Q: Which IKE lifetime ambit are supported?

A: Although there are two parameters, time lifetime and aggregate lifetime, alone the

former is currently supported, so the achievement of appearance isakmp action will always

show a no aggregate absolute setting.

Q: I am accepting agitation abutting a Windows 200 VPN applicant to a PIX L2TP

gateway.What can be wrong?

A: Such problems are frequently acquired by a conflict in either the transform

sets or the IKE or IPsec SA lifetimes.They should be adjourned in theory,

but it is bigger to configure them to bout exactly.

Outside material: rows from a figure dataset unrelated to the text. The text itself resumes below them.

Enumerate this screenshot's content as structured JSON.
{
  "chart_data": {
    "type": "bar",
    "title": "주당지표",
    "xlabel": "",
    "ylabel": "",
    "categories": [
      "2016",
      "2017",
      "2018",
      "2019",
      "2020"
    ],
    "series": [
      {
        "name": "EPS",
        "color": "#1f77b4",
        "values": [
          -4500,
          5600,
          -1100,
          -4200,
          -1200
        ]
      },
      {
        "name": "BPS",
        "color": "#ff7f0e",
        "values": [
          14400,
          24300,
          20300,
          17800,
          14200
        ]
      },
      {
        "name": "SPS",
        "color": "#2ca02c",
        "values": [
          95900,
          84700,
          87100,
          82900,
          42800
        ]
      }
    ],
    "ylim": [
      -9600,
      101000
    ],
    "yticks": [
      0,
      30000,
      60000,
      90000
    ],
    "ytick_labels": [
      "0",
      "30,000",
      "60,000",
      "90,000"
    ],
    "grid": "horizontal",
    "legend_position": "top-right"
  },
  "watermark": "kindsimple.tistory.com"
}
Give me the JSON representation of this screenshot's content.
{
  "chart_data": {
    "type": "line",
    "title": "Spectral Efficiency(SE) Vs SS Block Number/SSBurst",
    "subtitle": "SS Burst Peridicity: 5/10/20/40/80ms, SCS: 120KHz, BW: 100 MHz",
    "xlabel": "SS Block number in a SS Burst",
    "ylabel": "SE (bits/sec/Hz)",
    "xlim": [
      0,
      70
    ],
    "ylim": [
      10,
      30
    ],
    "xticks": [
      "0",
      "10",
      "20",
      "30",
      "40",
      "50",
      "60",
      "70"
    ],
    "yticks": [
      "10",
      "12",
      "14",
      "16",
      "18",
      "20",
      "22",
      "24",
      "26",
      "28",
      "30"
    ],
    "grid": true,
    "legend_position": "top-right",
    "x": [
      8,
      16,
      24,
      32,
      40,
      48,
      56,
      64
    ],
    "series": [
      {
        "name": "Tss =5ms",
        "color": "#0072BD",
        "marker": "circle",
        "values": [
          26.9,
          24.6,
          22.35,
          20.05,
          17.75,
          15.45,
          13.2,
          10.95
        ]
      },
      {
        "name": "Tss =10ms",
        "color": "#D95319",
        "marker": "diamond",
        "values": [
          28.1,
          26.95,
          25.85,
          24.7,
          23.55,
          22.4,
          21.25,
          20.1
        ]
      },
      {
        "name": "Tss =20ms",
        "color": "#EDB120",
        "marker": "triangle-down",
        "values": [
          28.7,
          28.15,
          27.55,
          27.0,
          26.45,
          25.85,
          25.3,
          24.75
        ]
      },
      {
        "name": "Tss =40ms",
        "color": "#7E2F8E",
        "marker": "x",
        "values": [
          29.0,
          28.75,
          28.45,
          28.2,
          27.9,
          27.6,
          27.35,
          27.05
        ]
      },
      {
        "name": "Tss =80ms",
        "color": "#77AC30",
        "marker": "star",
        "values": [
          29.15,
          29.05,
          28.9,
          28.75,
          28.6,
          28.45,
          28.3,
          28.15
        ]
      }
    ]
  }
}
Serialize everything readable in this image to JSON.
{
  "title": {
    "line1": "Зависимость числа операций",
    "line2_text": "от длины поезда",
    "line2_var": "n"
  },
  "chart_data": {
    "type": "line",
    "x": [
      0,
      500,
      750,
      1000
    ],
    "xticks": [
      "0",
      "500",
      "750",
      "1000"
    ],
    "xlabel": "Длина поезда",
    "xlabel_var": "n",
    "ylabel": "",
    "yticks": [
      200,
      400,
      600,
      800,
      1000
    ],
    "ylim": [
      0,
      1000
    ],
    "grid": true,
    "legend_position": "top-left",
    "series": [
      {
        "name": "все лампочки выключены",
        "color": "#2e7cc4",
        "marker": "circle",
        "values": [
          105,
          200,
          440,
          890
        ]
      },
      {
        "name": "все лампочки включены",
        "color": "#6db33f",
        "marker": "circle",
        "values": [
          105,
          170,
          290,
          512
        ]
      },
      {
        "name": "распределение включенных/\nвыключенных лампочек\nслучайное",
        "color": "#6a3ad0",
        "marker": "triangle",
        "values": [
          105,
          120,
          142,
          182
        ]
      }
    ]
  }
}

Q: All IPsec admission are alone back I reapply a crypto map to the

interface. Is this accustomed behavior?

A: Yes.When a crypto map is activated to an interface, all centralized IPsec-related

structures such as SPD and SAD are reinitialized, so all SAs are deleted and

all tunnels are dropped. Unfortunately, for any change in a crypto map to

become effective, it has to be reapplied.

www.syngress.com

Frequently Asked Questions

The afterward Frequently Asked Questions, answered by the authors of this book,

are advised to both admeasurement your compassionate of the concepts presented in

this affiliate and to abetment you with real-life accomplishing of these concepts. To

have your questions about this affiliate answered by the author, browse to

www.syngress.com/solutions and bang on the “Ask the Author” form.

Configuring Virtual Clandestine Networking • Affiliate 7 411

Q: My Internet connectivity drops afterwards I authorize a VPN affiliation with PIX

using a VPN client.What is the account of this problem?

A: Best apparently you did not specify breach tunneling in PIX configuration, so all

your cartage is directed to PIX and accordingly you cannot ability the Internet.

Configure breach tunneling in adjustment to adit alone the absorbing cartage and

let aggregate abroad be transmitted in the clear.

Q: What are the specifics for configuring the PIX to abutment VPN applicant 2.x

and 3.x?

A: VPN applicant v3.x requires the use of Diffie-Hellman Accumulation 2 in IKE

exchange.VPN applicant adaptation 2.x requires that IKE approach agreement be

initiated by the PIX because it cannot admit this action by itself.